BUDAPEST, Hungary — Leaders of the United Nations refugee agency warned Tuesday that Hungary faces a bigger wave of 42,000 asylum seekers in the next 10 days and will need international help to provide shelter on its border, where newcomers already are complaining bitterly about being left to sleep in frigid fields.
Officials from the U.N. High Commissioner for Refugees said it was sending tents, beds and thermal blankets to Hungary’s border with Serbia, where for the past two days frustrated groups from the Middle East, Asia and Africa have ignored police instructions to stay put and instead have marched on a highway north to Budapest.
Commissioner Antonio Guterres accused the entire European Union of failing to see the crisis coming or take coordinated action, even though the 28-nation bloc of 508 million people should have enough room and resources to absorb hundreds of thousands of newcomers with ease.
There was needless suffering in the migration crisis “because Europe is not organized to deal with it, because the European asylum system has been extremely dysfunctional and in recent weeks completely chaotic,” Guterres said. He told a news conference in Paris that it appeared “clear that if Europe would be properly organized, it would be a manageable crisis.”

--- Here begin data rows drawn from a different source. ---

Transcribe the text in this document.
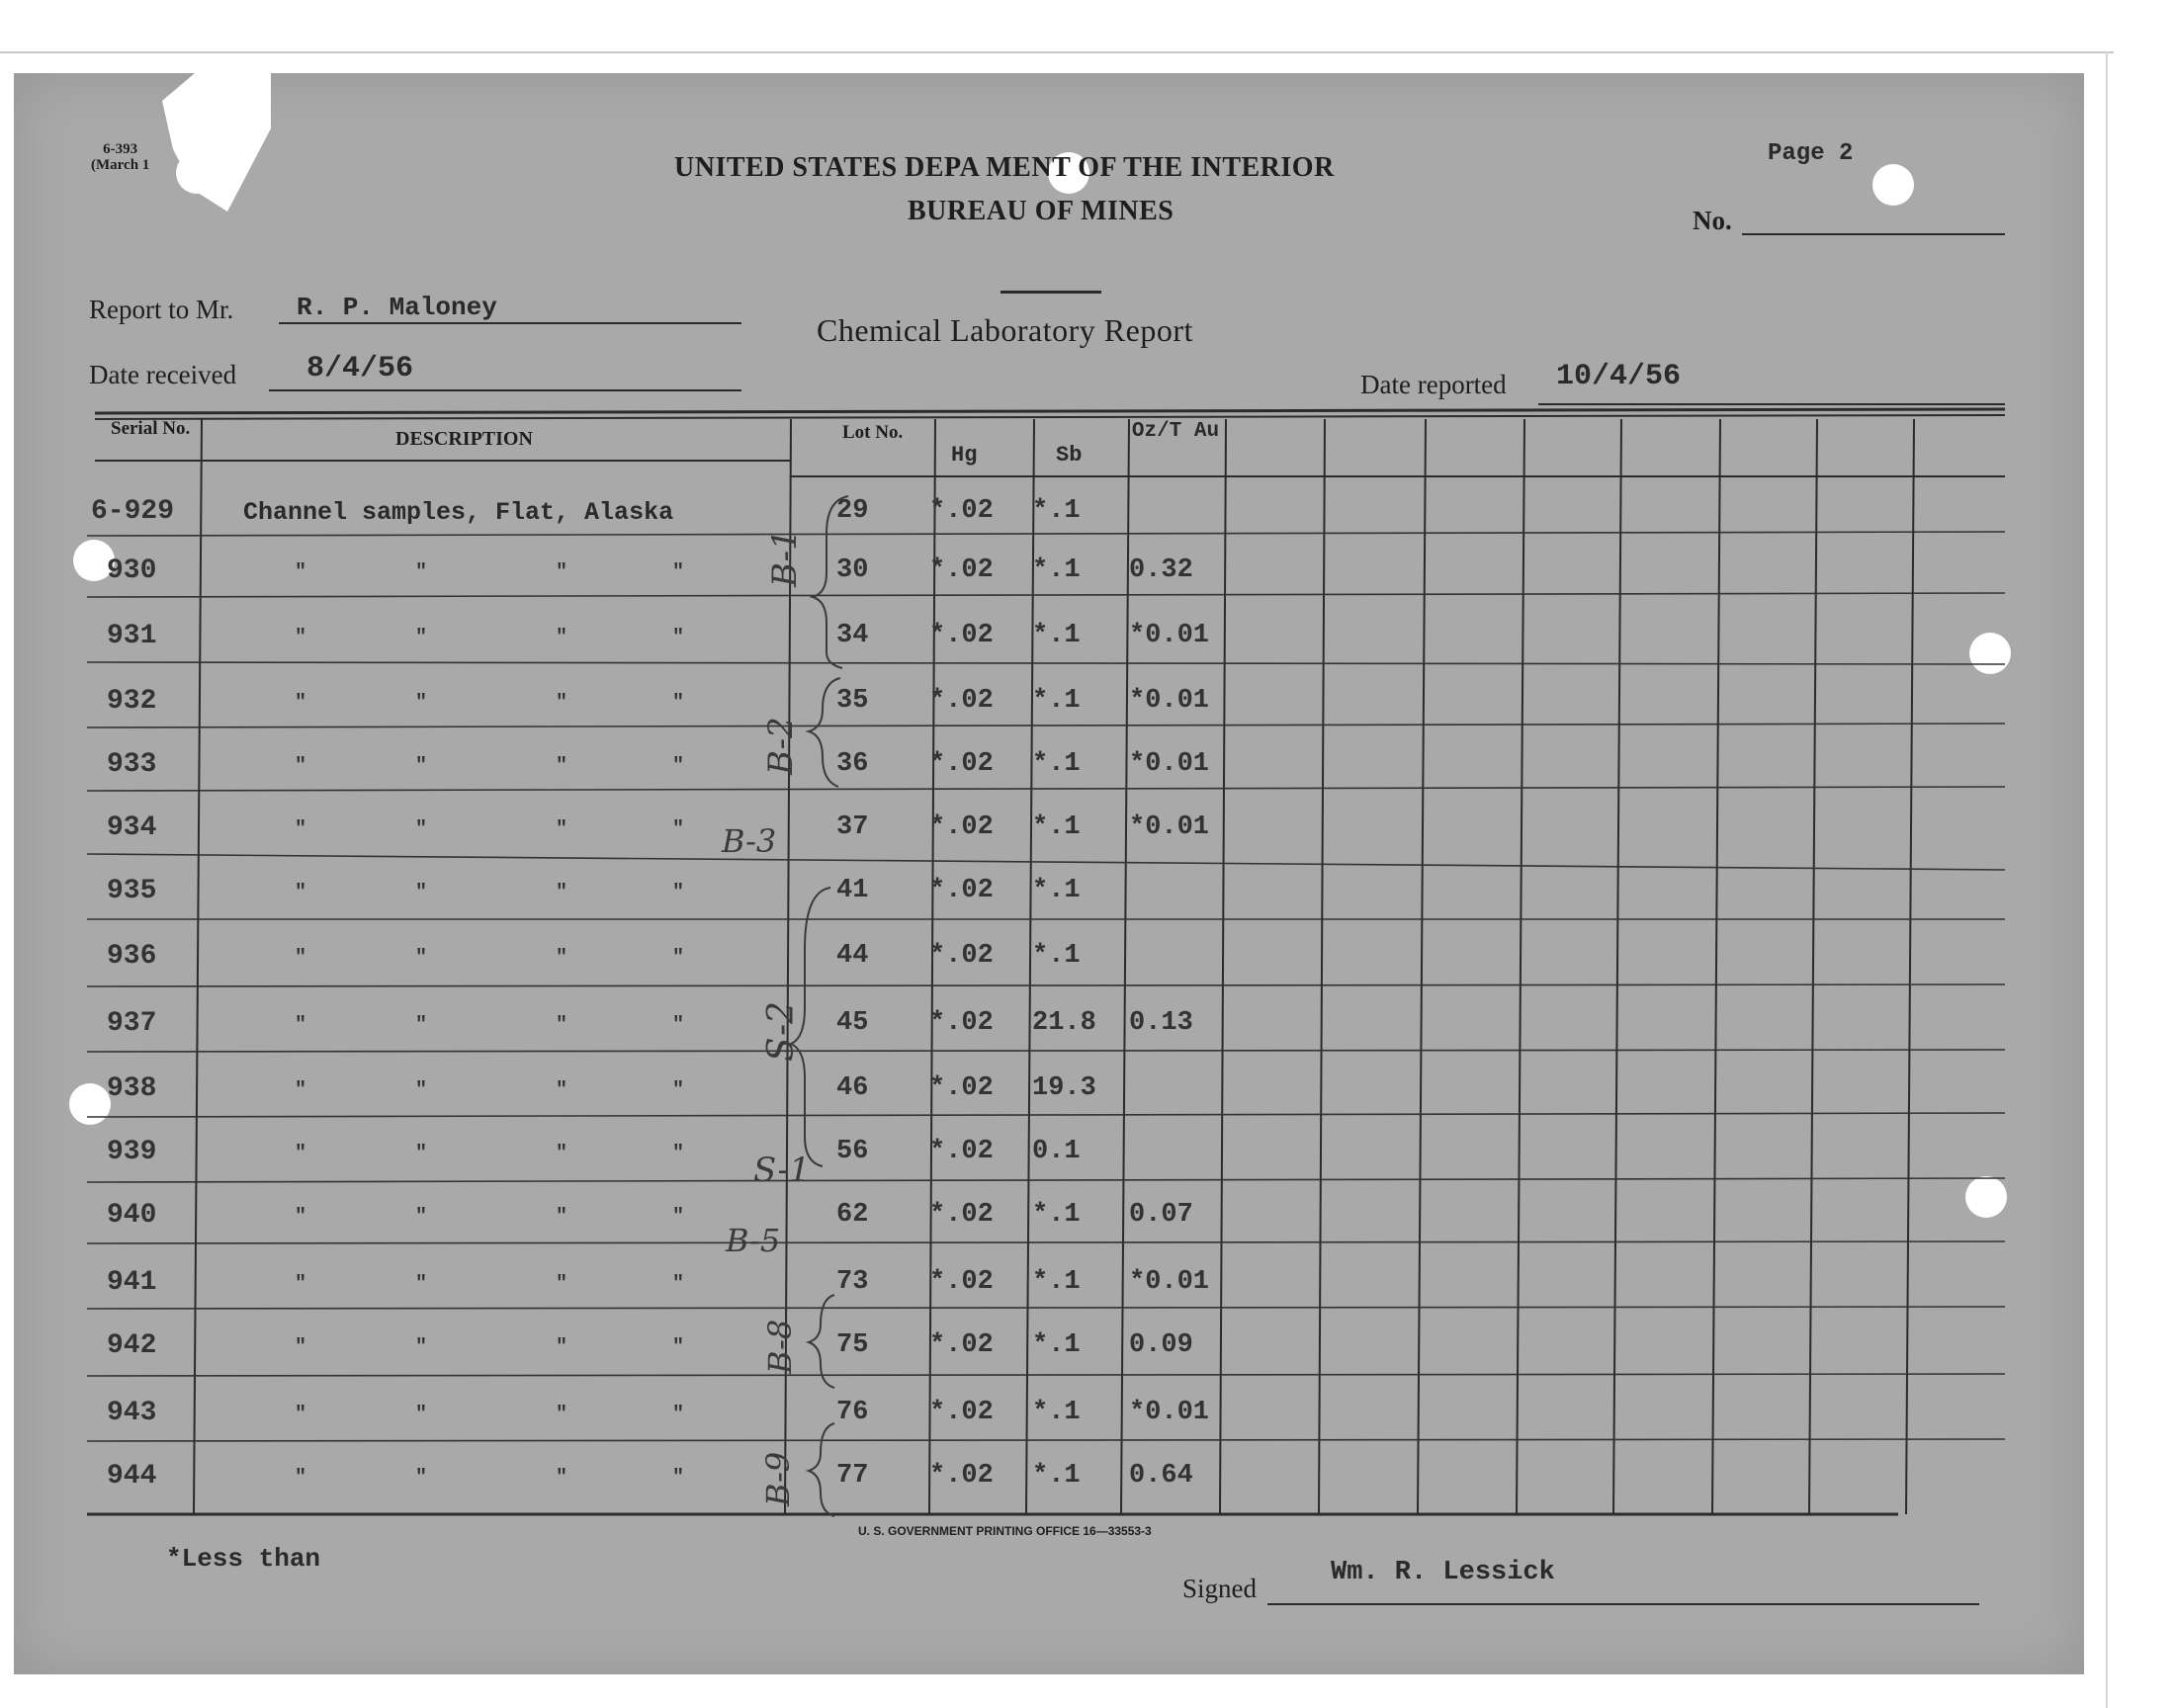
6-393
(March 1	UNITED STATES DEPA MENT OF THE INTERIOR
BUREAU OF MINES
Page 2
No.
Report to Mr. R. P. Maloney
Date received 8/4/56
Chemical Laboratory Report
Date reported 10/4/56
Serial No.	DESCRIPTION	Lot No.
Hg	Sb
Oz/T Au
6-929	Channel samples, Flat, Alaska	29 *.02 *.1
930	"	"	"	"	30 *.02 *.1 0.32
931	"	"	"	"	34 *.02 *.1 *0.01
932	"	"	"	"	35 *.02 *.1 *0.01
933	"	"	"	"	36 *.02 *.1 *0.01
934	"	"	"	"	37 *.02 *.1 *0.01
935	"	"	"	"	41 *.02 *.1
936	"	"	"	"	44 *.02 *.1
937	"	"	"	"	45 *.02 21.8 0.13
938	"	"	"	"	46 *.02 19.3
939	"	"	"	"	56 *.02 0.1
940	"	"	"	"	62 *.02 *.1 0.07
941	"	"	"	"	73 *.02 *.1 *0.01
942	"	"	"	"	75 *.02 *.1 0.09
943	"	"	"	"	76 *.02 *.1 *0.01
944	"	"	"	"	77 *.02 *.1 0.64
B-1
B-2
B-3
S-2
S-1
B-5
B-8
B-9
U. S. GOVERNMENT PRINTING OFFICE 16—33553-3
*Less than
Signed
Wm. R. Lessick
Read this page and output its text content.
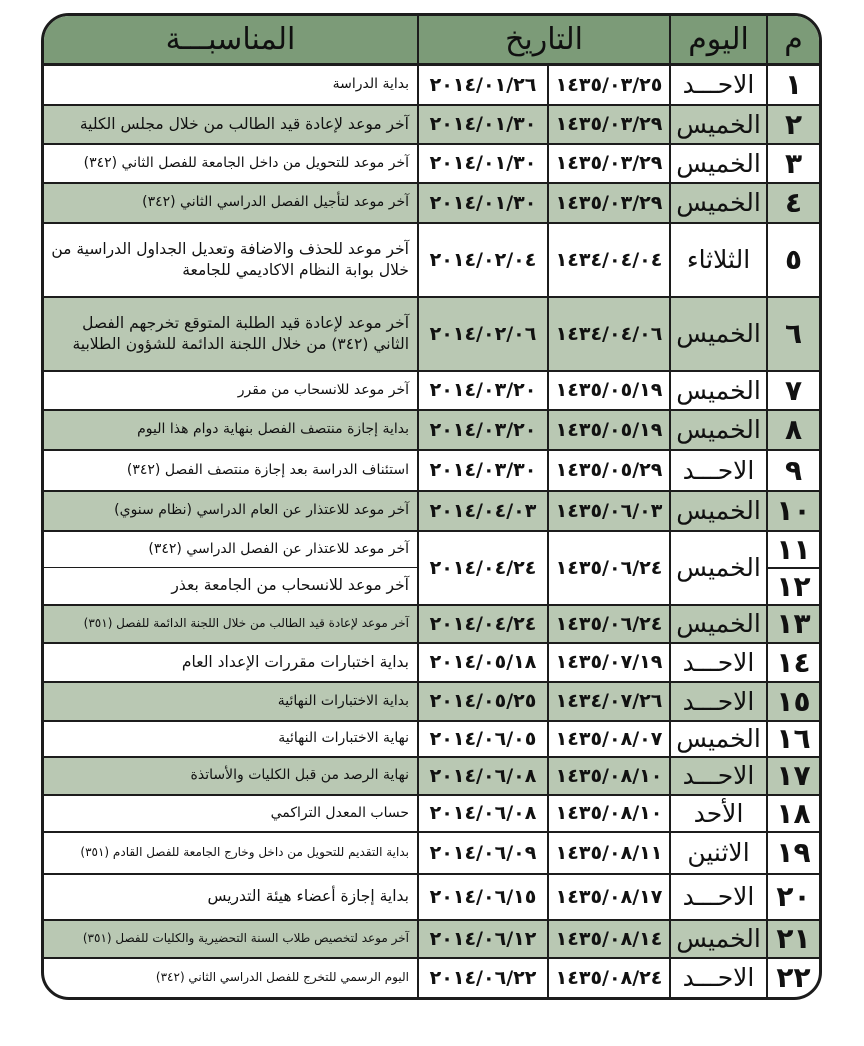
م	اليوم	التاريخ		المناسبـــة
١	الاحـــد	١٤٣٥/٠٣/٢٥	٢٠١٤/٠١/٢٦	بداية الدراسة
٢	الخميس	١٤٣٥/٠٣/٢٩	٢٠١٤/٠١/٣٠	آخر موعد لإعادة قيد الطالب من خلال مجلس الكلية
٣	الخميس	١٤٣٥/٠٣/٢٩	٢٠١٤/٠١/٣٠	آخر موعد للتحويل من داخل الجامعة للفصل الثاني (٣٤٢)
٤	الخميس	١٤٣٥/٠٣/٢٩	٢٠١٤/٠١/٣٠	آخر موعد لتأجيل الفصل الدراسي الثاني (٣٤٢)
٥	الثلاثاء	١٤٣٤/٠٤/٠٤	٢٠١٤/٠٢/٠٤	آخر موعد للحذف والاضافة وتعديل الجداول الدراسية من خلال بوابة النظام الاكاديمي للجامعة
٦	الخميس	١٤٣٤/٠٤/٠٦	٢٠١٤/٠٢/٠٦	آخر موعد لإعادة قيد الطلبة المتوقع تخرجهم الفصل الثاني (٣٤٢) من خلال اللجنة الدائمة للشؤون الطلابية
٧	الخميس	١٤٣٥/٠٥/١٩	٢٠١٤/٠٣/٢٠	آخر موعد للانسحاب من مقرر
٨	الخميس	١٤٣٥/٠٥/١٩	٢٠١٤/٠٣/٢٠	بداية إجازة منتصف الفصل بنهاية دوام هذا اليوم
٩	الاحـــد	١٤٣٥/٠٥/٢٩	٢٠١٤/٠٣/٣٠	استئناف الدراسة بعد إجازة منتصف الفصل (٣٤٢)
١٠	الخميس	١٤٣٥/٠٦/٠٣	٢٠١٤/٠٤/٠٣	آخر موعد للاعتذار عن العام الدراسي (نظام سنوي)
١١	الخميس	١٤٣٥/٠٦/٢٤	٢٠١٤/٠٤/٢٤	آخر موعد للاعتذار عن الفصل الدراسي (٣٤٢)
١٢				آخر موعد للانسحاب من الجامعة بعذر
١٣	الخميس	١٤٣٥/٠٦/٢٤	٢٠١٤/٠٤/٢٤	آخر موعد لإعادة قيد الطالب من خلال اللجنة الدائمة للفصل (٣٥١)
١٤	الاحـــد	١٤٣٥/٠٧/١٩	٢٠١٤/٠٥/١٨	بداية اختبارات مقررات الإعداد العام
١٥	الاحـــد	١٤٣٤/٠٧/٢٦	٢٠١٤/٠٥/٢٥	بداية الاختبارات النهائية
١٦	الخميس	١٤٣٥/٠٨/٠٧	٢٠١٤/٠٦/٠٥	نهاية الاختبارات النهائية
١٧	الاحـــد	١٤٣٥/٠٨/١٠	٢٠١٤/٠٦/٠٨	نهاية الرصد من قبل الكليات والأساتذة
١٨	الأحد	١٤٣٥/٠٨/١٠	٢٠١٤/٠٦/٠٨	حساب المعدل التراكمي
١٩	الاثنين	١٤٣٥/٠٨/١١	٢٠١٤/٠٦/٠٩	بداية التقديم للتحويل من داخل وخارج الجامعة للفصل القادم (٣٥١)
٢٠	الاحـــد	١٤٣٥/٠٨/١٧	٢٠١٤/٠٦/١٥	بداية إجازة أعضاء هيئة التدريس
٢١	الخميس	١٤٣٥/٠٨/١٤	٢٠١٤/٠٦/١٢	آخر موعد لتخصيص طلاب السنة التحضيرية والكليات للفصل (٣٥١)
٢٢	الاحـــد	١٤٣٥/٠٨/٢٤	٢٠١٤/٠٦/٢٢	اليوم الرسمي للتخرج للفصل الدراسي الثاني (٣٤٢)
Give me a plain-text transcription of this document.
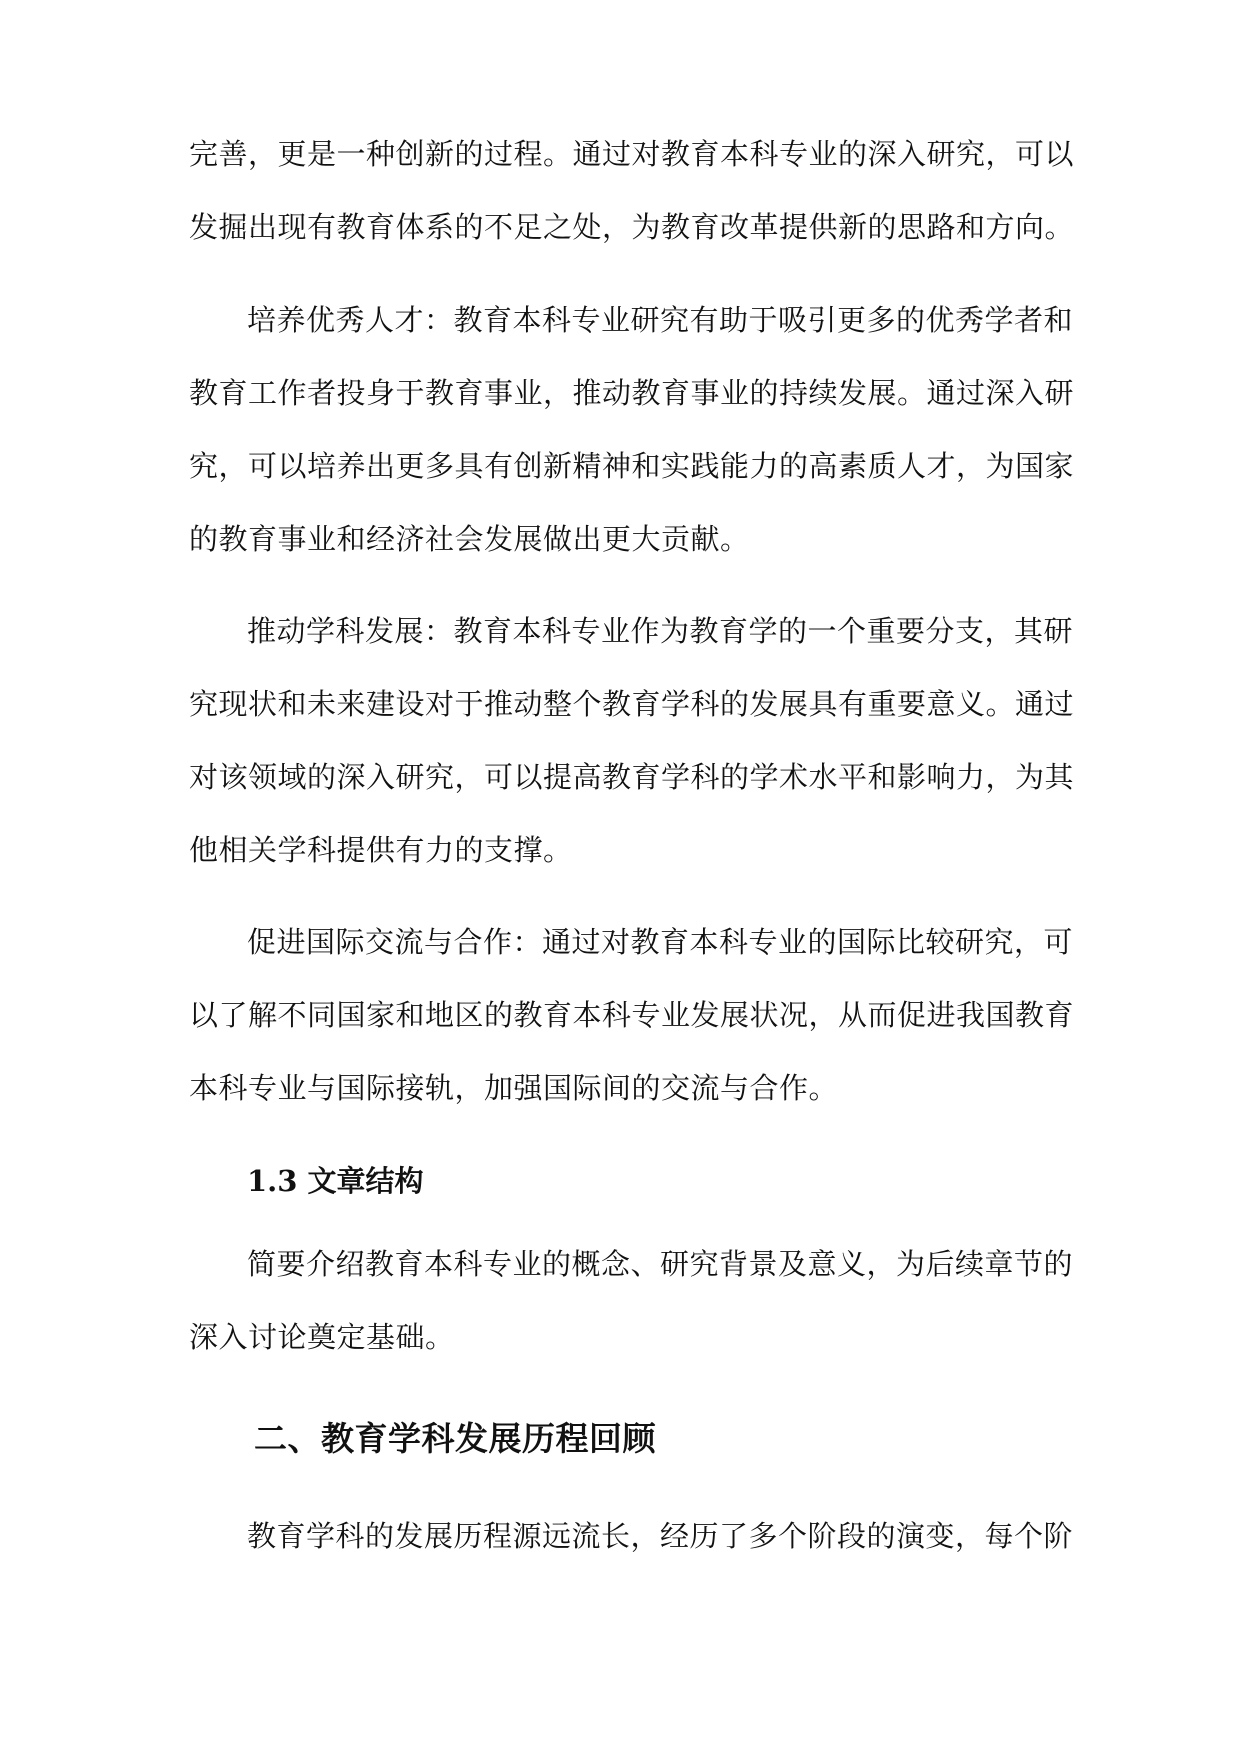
完善，更是一种创新的过程。通过对教育本科专业的深入研究，可以
发掘出现有教育体系的不足之处，为教育改革提供新的思路和方向。
培养优秀人才：教育本科专业研究有助于吸引更多的优秀学者和
教育工作者投身于教育事业，推动教育事业的持续发展。通过深入研
究，可以培养出更多具有创新精神和实践能力的高素质人才，为国家
的教育事业和经济社会发展做出更大贡献。
推动学科发展：教育本科专业作为教育学的一个重要分支，其研
究现状和未来建设对于推动整个教育学科的发展具有重要意义。通过
对该领域的深入研究，可以提高教育学科的学术水平和影响力，为其
他相关学科提供有力的支撑。
促进国际交流与合作：通过对教育本科专业的国际比较研究，可
以了解不同国家和地区的教育本科专业发展状况，从而促进我国教育
本科专业与国际接轨，加强国际间的交流与合作。
1.3 文章结构
简要介绍教育本科专业的概念、研究背景及意义，为后续章节的
深入讨论奠定基础。
二、教育学科发展历程回顾
教育学科的发展历程源远流长，经历了多个阶段的演变，每个阶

The EU has struggled, in part, because front-line nations such as Hungary and Greece have not put enough facilities in place to house a human flow averaging 2,000 to 3,000 a day while the vast majority of people try to push deeper into Europe and seek refugee protection in Germany, the nation accepting the greatest number by far.
Germany already expects to take in 800,000 this year, and Vice Chancellor Sigmar Gabriel said Tuesday it could take a further 1 million over the next two years. Many other EU members have yet to follow Germany’s lead, and Hungary’s government instead is focusing on building a border fence to block the route from Serbia. It plans a series of get-tough frontier security measures that it hopes to start enforcing Sept. 15, although international observers are skeptical.
The UNHCR’s refugee coordinator for Europe, Vincent Cochetel, told a Budapest news conference that Hungary could not cope on its own with the coming, even bigger volume of asylum seekers. He said 42,000 people — 30,000 in Greece, 7,000 in Macedonia and 5,000 in Serbia — were likely to enter Hungary in the next 10 days, requiring greater international help.
“We need better coordination to make sure we don’t have chaos at the border,” he said, chiding Hungary for allowing people to be left overnight “in a very dire situation.”
Hungary’s inconsistent reception near the border village of Roszke has left many hundreds waiting for buses that arrive too infrequently, leaving large numbers stranded at night. Officers have found it increasingly difficult to keep them within a designated field. Some have pushed through police lines and walk north deeper into Hungary, while others head south back to Serbia where camps are sometimes better organized.